The problem comes when you have loops in your workflows (polling), with a timer before retry. Even if you loop on the same step, each time several new lines are added in this table, so if you have several loops with a lot of iterations, we are in my use-case. Perhaps there’s a better way to design loops (e.g. retry on failed jobs in the service task? But it supposes to throw an exception on each loop, not clean) , but not found :frowning:

FYI we removed all activities except those without end date (so still running) as you recommended and we passed from 140Gb to 16Mb…
As enhancement, it would be interesting, if one is not interested by this activity history, to have at least a purge which could be executed regularly (auto or on demand).
We have the history level to NONE.

Thanks for you answer :grin:
Best regards

I can see that this would be a setting that would be interesting in this use case. Just to clarify: this isn’t about history data (which is also why the NONE has no influence) as this is runtime data (hence the ACT_RU_x table). This is to do quick queries on runtime activities, e.g. to answer the question quickly where the process instance currently is at. Once the process instance completes, all related rows are deleted from this table. The problem here is of course that the instance never completes.

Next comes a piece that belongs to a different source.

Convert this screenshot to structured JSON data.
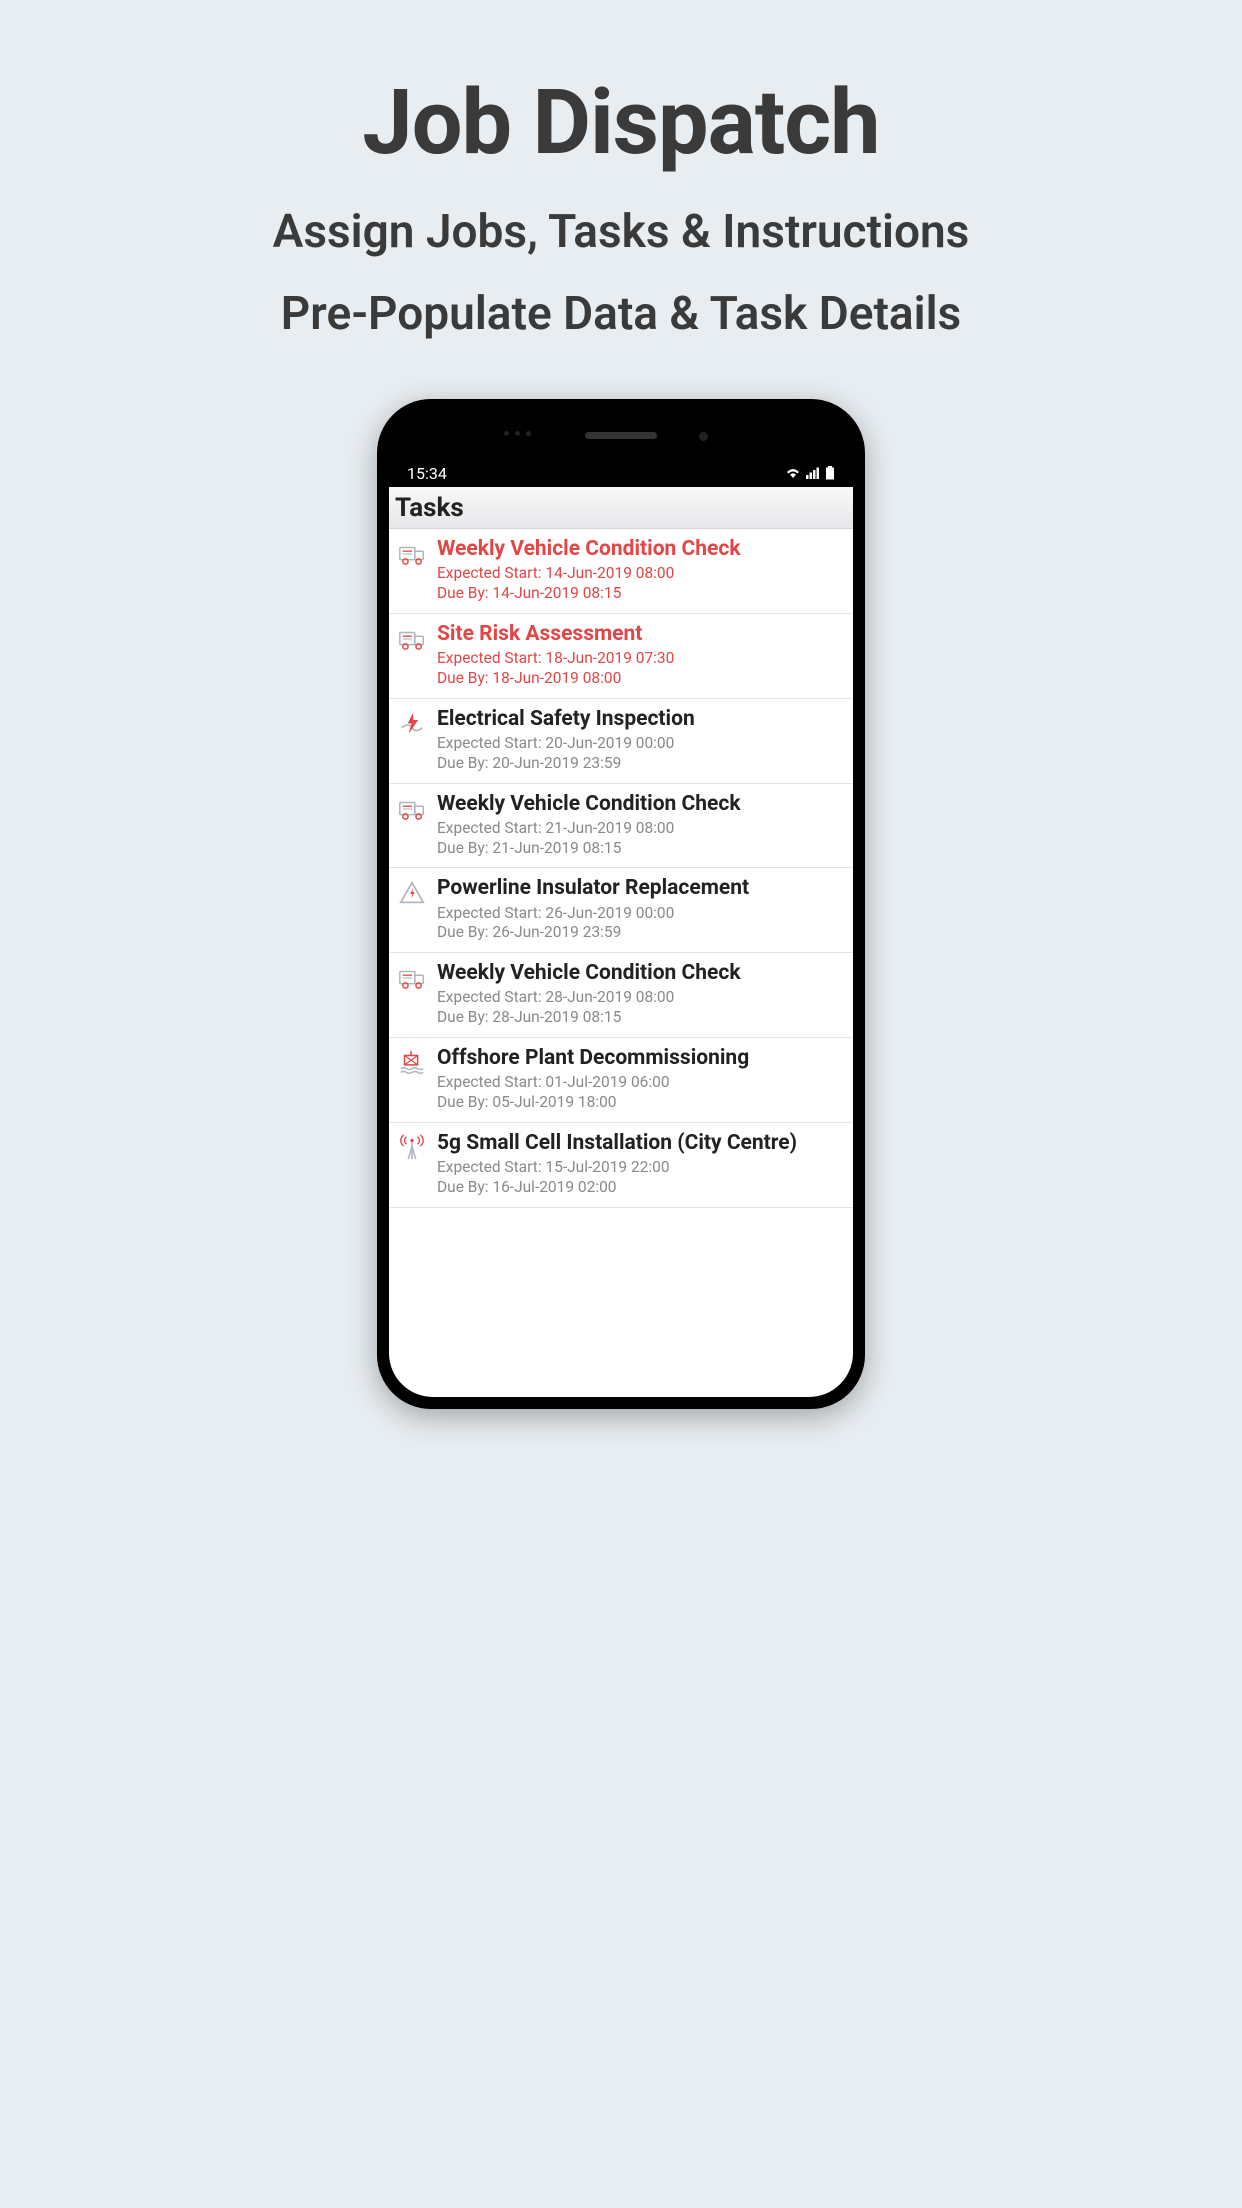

Yes sure, I understood the difference between RU and HI.
But if we have set the history to NONE, it is clearly to avoid having big tables, what we have unfortunately even in this case.
BTW is this ACTINST table really needed for the execution (meaning nothing will continue to work if we empty it, mainly non ended activities) or could we envisage to fully purge it (again, we don’t use compensation which could require to rollback functionally a part of the process). The exact role and usage of this table is not really clear to me.
About the activity where we are (I don’t speak about the full path requiring ended activities), can’t we rely on the executions also?
Thanks :grin:

If that would have been the purpose we would have added a flag avoidLargeTables ;-). I understand that’s your goal, but this data was never about history.
Your use case of a forever or very-long looping process is not that common one, that’s most likely why it hasn’t been prioritized to implement a flag.

The cheesy answer is that of course we would accept PR’s that would do this. I don’t know from the top of my head what the impact might be to fully disable it or purge it all the time, that would require investigation. For starters, the history would break (not your problem, but it would be for other users).

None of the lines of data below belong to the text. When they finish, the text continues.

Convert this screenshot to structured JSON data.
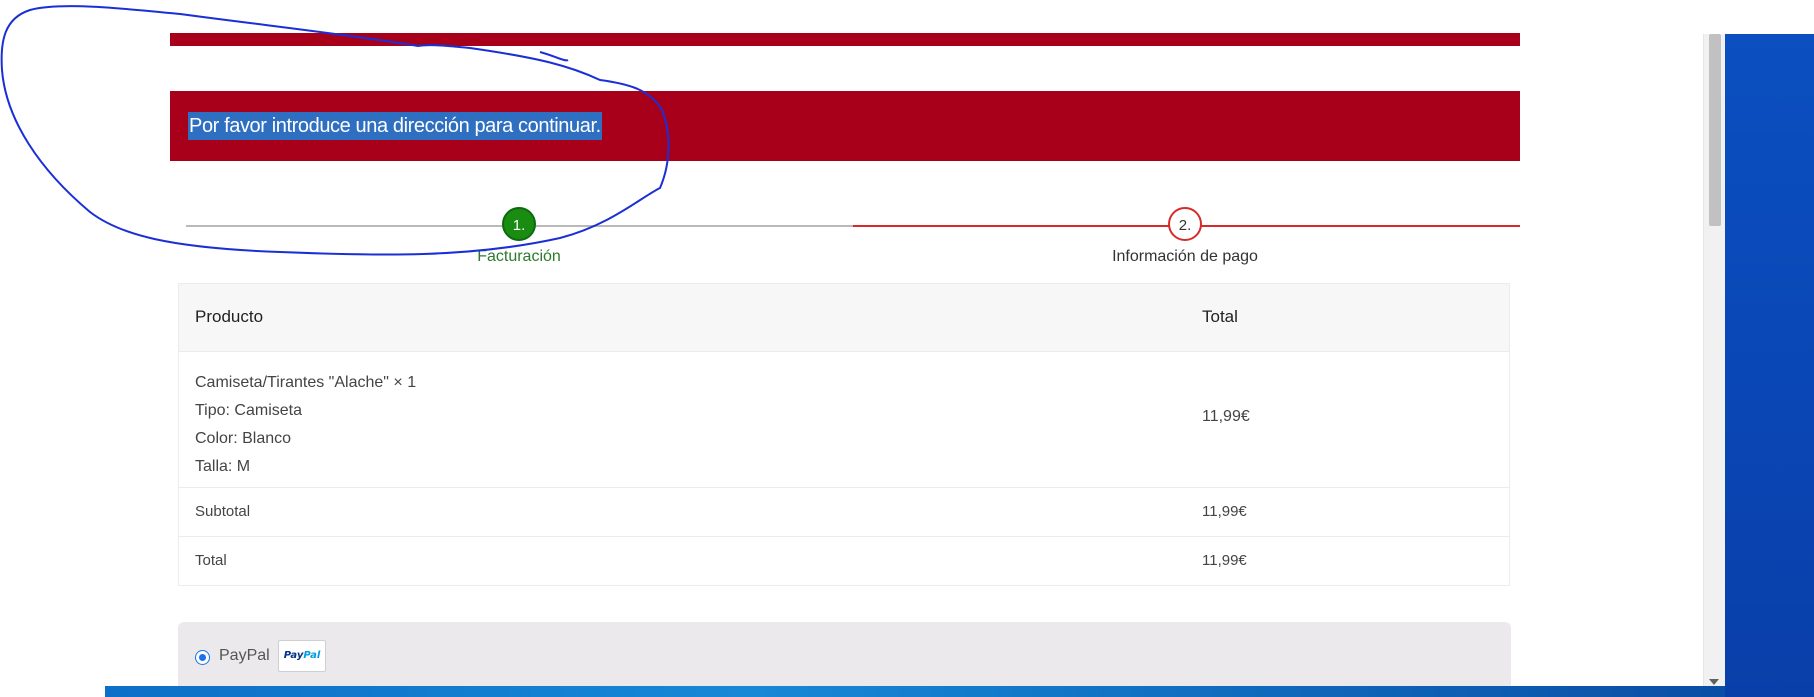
{
  "notice": {
    "message": "Por favor introduce una dirección para continuar."
  },
  "stepper": {
    "steps": [
      {
        "number": "1.",
        "label": "Facturación",
        "state": "active"
      },
      {
        "number": "2.",
        "label": "Información de pago",
        "state": "pending"
      }
    ]
  },
  "order": {
    "header": {
      "product": "Producto",
      "total": "Total"
    },
    "items": [
      {
        "lines": [
          "Camiseta/Tirantes \"Alache\"  × 1",
          "Tipo: Camiseta",
          "Color: Blanco",
          "Talla: M"
        ],
        "total": "11,99€"
      }
    ],
    "subtotal_label": "Subtotal",
    "subtotal_value": "11,99€",
    "total_label": "Total",
    "total_value": "11,99€"
  },
  "payment": {
    "method_label": "PayPal",
    "logo": {
      "pay": "Pay",
      "pal": "Pal"
    },
    "selected": true
  },
  "colors": {
    "brand_red": "#a8001b",
    "step_active": "#1a8c12",
    "step_pending_border": "#d62b2b",
    "selection_highlight": "#2f6fc1",
    "annotation_ink": "#1a2fd6",
    "desktop_blue": "#0b4fc0"
  },
  "icons": {
    "scroll_down": "chevron-down-icon",
    "radio": "radio-selected-icon"
  }
}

You can, but it’ll be a slow query.

Most of the time, we need to know where we are only to display the process diagram, so no problem if it is “slow”. :wink: But perhaps there are some other use cases?
Again, if it was possible to know in which context this table is mandatory, it would allow us to know if we can empty (truncate) it or not.

In all cases, thanks a lot for your answers @joram, highly appreciated :+1:

BTW I forgot 1 important thing: we have such big history because we have processes with loops running since several months. These processes were supposed to have been stopped, what wasn’t the case due to this other issue: How to delete a process? - #4 by wberges
So when we combine both, we have 140Gb in ACTINST :wink:

FYI we removed all activities except those without end date (so still running) as you recommended and we passed from 140Gb to 16Mb…

Most of the time, we need to know where we are only to display the process diagram, so no problem if it is “slow”. :wink: But perhaps there are some other use cases?.